Lastly, this is a book about love. Love for Allah – seen from many points of view – love for one’s spouse, and love for one’s home. It is in part Rafiq’s feeling that he ought to return to London, that that’s where he should be, that causes the gulf between him and Kauthar. And the love between the couple is true; you see the utter devotion Rafiq has for this woman he felt called to.

In all Ziervogel’s novellas, the prose is lovely but in many ways, most especially here, it’s not the point. The book is all about what isn’t said, what you can see in your imagination as a result of the words. And what’s so special about Kauthar is that you know without a doubt that you have the picture, the scene, correct, even though you know it’s not there on the surface, so to speak. There is nothing else like it. The word ‘unique’ is tossed about, given to everything so that it looses its meaning; in Kauthar it has a worthy cause.

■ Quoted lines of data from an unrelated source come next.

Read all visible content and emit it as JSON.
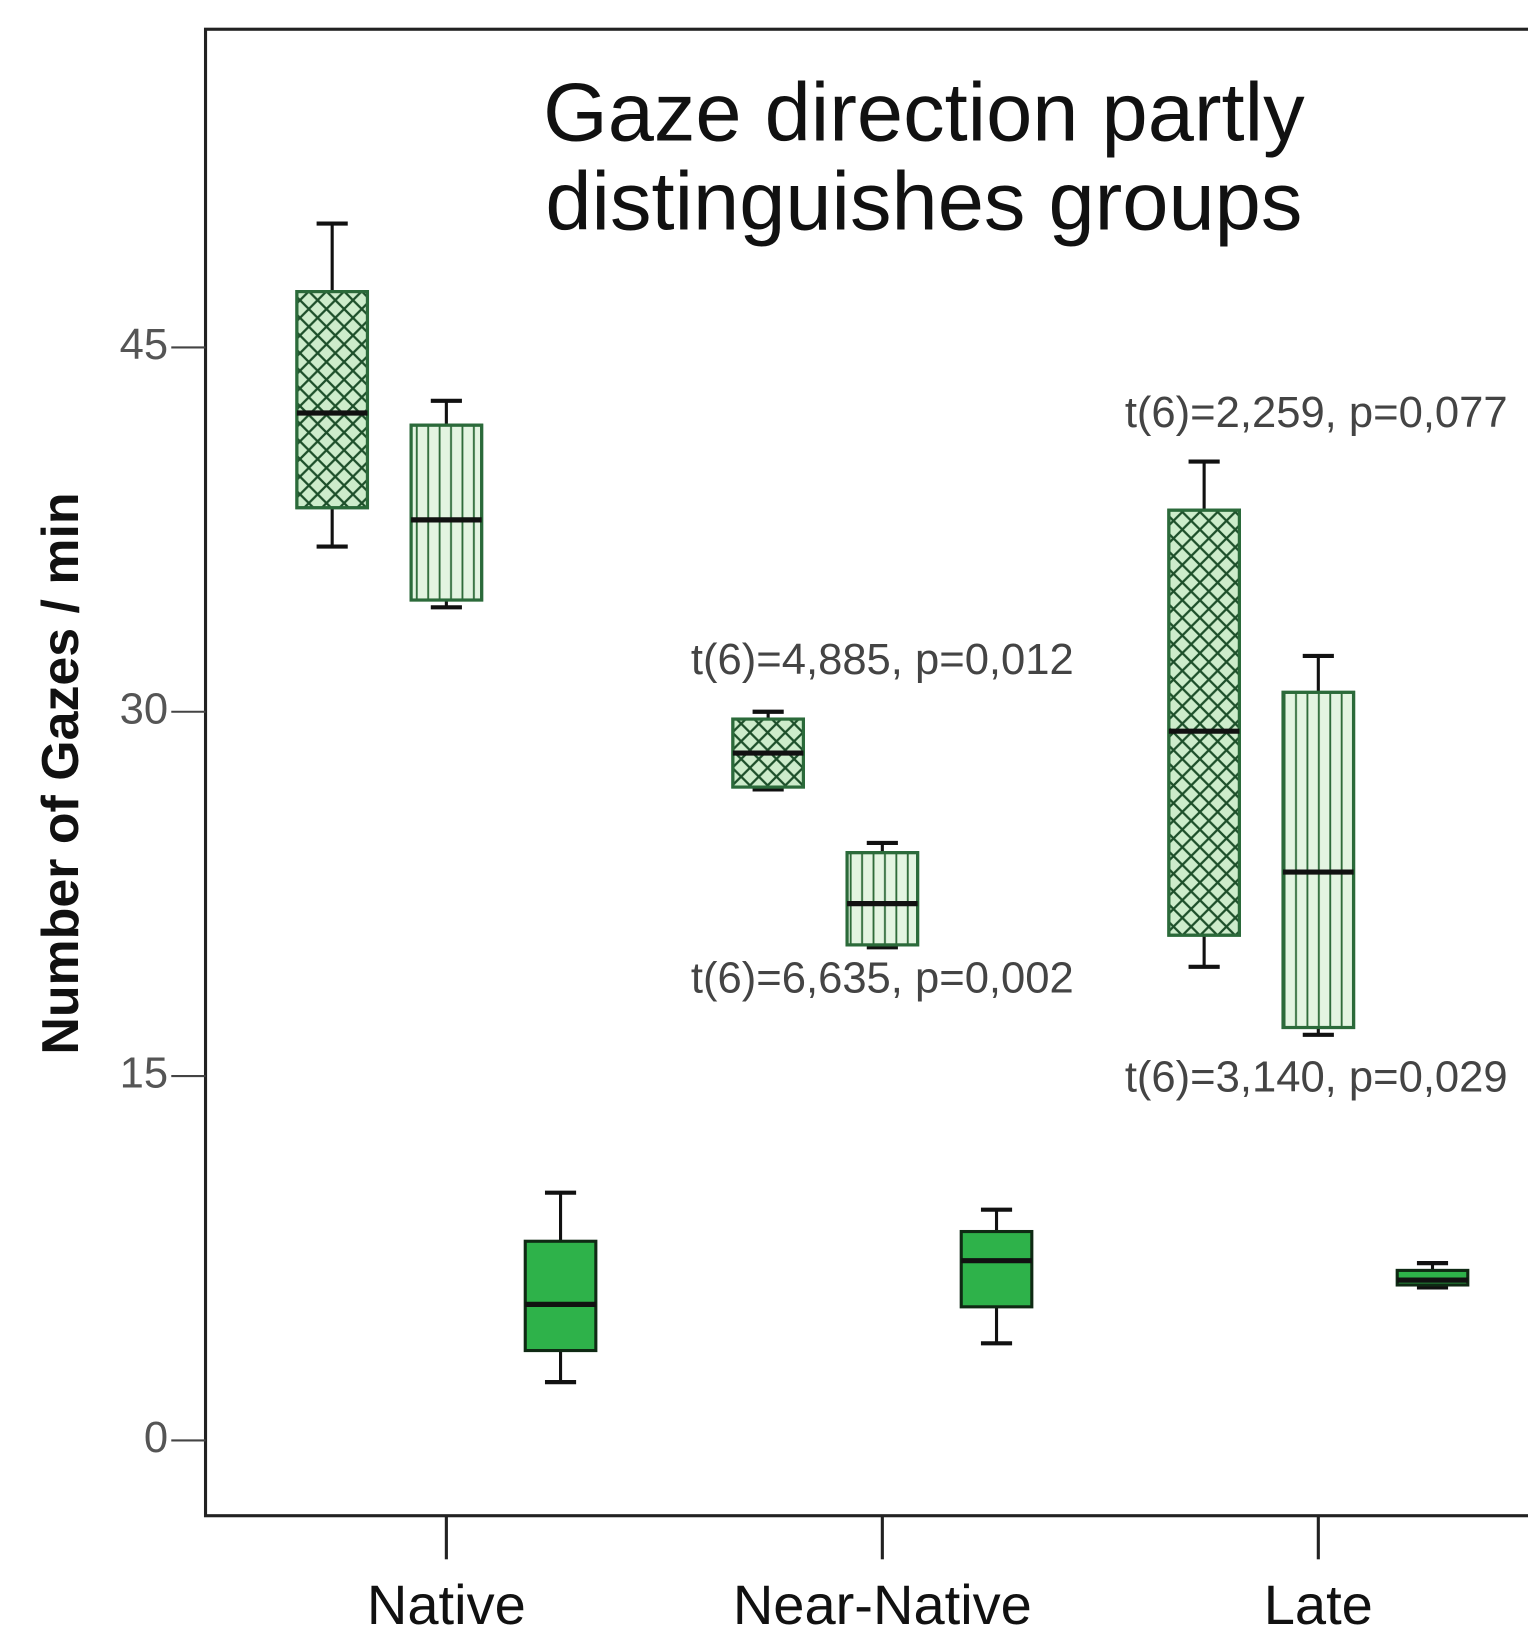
{
  "chart_data": {
    "type": "boxplot",
    "title": [
      "Gaze direction partly",
      "distinguishes groups"
    ],
    "y_label": "Number of Gazes / min",
    "categories": [
      "Native",
      "Near-Native",
      "Late"
    ],
    "ylim": [
      -3.1,
      58.1
    ],
    "yticks": [
      0,
      15,
      30,
      45
    ],
    "series": [
      {
        "pattern": "crosshatch",
        "color": "#cdeccb",
        "boxes": [
          {
            "min": 36.8,
            "q1": 38.4,
            "median": 42.3,
            "q3": 47.3,
            "max": 50.1
          },
          {
            "min": 26.8,
            "q1": 26.9,
            "median": 28.3,
            "q3": 29.7,
            "max": 30.0
          },
          {
            "min": 19.5,
            "q1": 20.8,
            "median": 29.2,
            "q3": 38.3,
            "max": 40.3
          }
        ]
      },
      {
        "pattern": "vertical",
        "color": "#e3f4e1",
        "boxes": [
          {
            "min": 34.3,
            "q1": 34.6,
            "median": 37.9,
            "q3": 41.8,
            "max": 42.8
          },
          {
            "min": 20.3,
            "q1": 20.4,
            "median": 22.1,
            "q3": 24.2,
            "max": 24.6
          },
          {
            "min": 16.7,
            "q1": 17.0,
            "median": 23.4,
            "q3": 30.8,
            "max": 32.3
          }
        ]
      },
      {
        "pattern": "solid",
        "color": "#2eb24a",
        "boxes": [
          {
            "min": 2.4,
            "q1": 3.7,
            "median": 5.6,
            "q3": 8.2,
            "max": 10.2
          },
          {
            "min": 4.0,
            "q1": 5.5,
            "median": 7.4,
            "q3": 8.6,
            "max": 9.5
          },
          {
            "min": 6.3,
            "q1": 6.4,
            "median": 6.6,
            "q3": 7.0,
            "max": 7.3
          }
        ]
      }
    ],
    "annotations": [
      "t(6)=4,885, p=0,012",
      "t(6)=6,635, p=0,002",
      "t(6)=2,259, p=0,077",
      "t(6)=3,140, p=0,029"
    ]
  }
}
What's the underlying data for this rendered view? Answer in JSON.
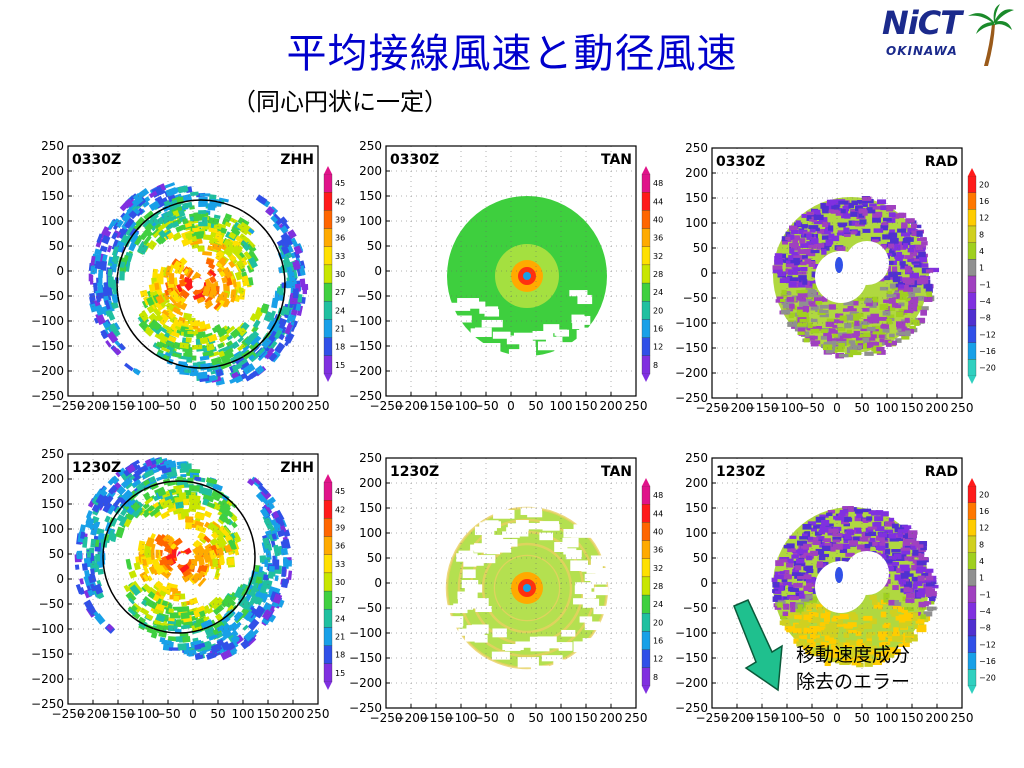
{
  "title": "平均接線風速と動径風速",
  "subtitle": "（同心円状に一定）",
  "logo": {
    "main": "NiCT",
    "sub": "OKINAWA"
  },
  "annotation": {
    "line1": "移動速度成分",
    "line2": "除去のエラー"
  },
  "colors": {
    "title": "#0000cc",
    "arrow_fill": "#1fc08e",
    "arrow_stroke": "#0a5a3a",
    "logo": "#1b2a8c",
    "palm": "#1a8a2a",
    "trunk": "#9a5a1a"
  },
  "axis": {
    "y_ticks": [
      "250",
      "200",
      "150",
      "100",
      "50",
      "0",
      "−50",
      "−100",
      "−150",
      "−200",
      "−250"
    ],
    "x_ticks": [
      "−250",
      "−200",
      "−150",
      "−100",
      "−50",
      "0",
      "50",
      "100",
      "150",
      "200",
      "250"
    ]
  },
  "colorbars": {
    "ZHH": [
      "45",
      "42",
      "39",
      "36",
      "33",
      "30",
      "27",
      "24",
      "21",
      "18",
      "15"
    ],
    "TAN": [
      "48",
      "44",
      "40",
      "36",
      "32",
      "28",
      "24",
      "20",
      "16",
      "12",
      "8"
    ],
    "RAD": [
      "20",
      "16",
      "12",
      "8",
      "4",
      "1",
      "−1",
      "−4",
      "−8",
      "−12",
      "−16",
      "−20"
    ]
  },
  "panels": [
    {
      "time": "0330Z",
      "var": "ZHH"
    },
    {
      "time": "0330Z",
      "var": "TAN"
    },
    {
      "time": "0330Z",
      "var": "RAD"
    },
    {
      "time": "1230Z",
      "var": "ZHH"
    },
    {
      "time": "1230Z",
      "var": "TAN"
    },
    {
      "time": "1230Z",
      "var": "RAD"
    }
  ]
}
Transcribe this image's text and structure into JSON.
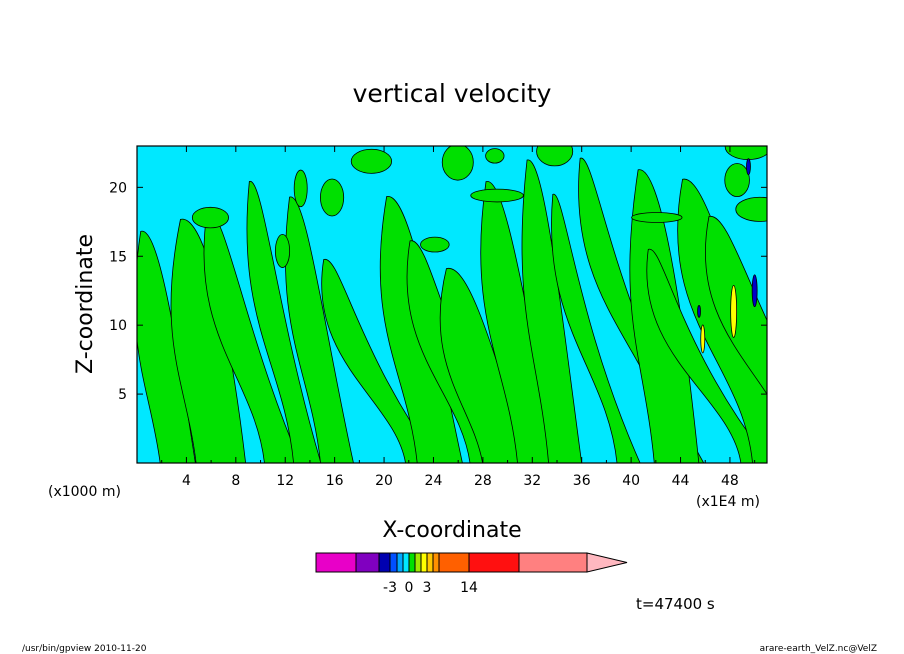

This isn’t to say that this style runs throughout the book – reading between the lines for a whole 144 pages would be a daunting prospect – but it comes at the defining moment. The moment when you realise the section you thought might be info-dump really wasn’t and that it was the first obvious step towards what was going to happen. The moment where a book that you thought you had figured out fairly well takes a new turn, in a written version of what is happening in the character’s reality.

This is a book that takes conversion, the white convert in particular, and looks at the reasons people choose to make the change. It shows how profound, amazing, true conversion and finding one’s religious and faithful self can be, and the joy of that. And none of that is tainted because Ziervogel doesn’t make Kauthar and Islam part and parcel. A lot of research and knowledge accompanies this book.

Kauthar is a very different book about identity that outclasses many others. Highly recommended to those who enjoy the theme as well as those who like diversity and high tolerance in their reading when it comes to western fiction.

I received this book for review from the publisher.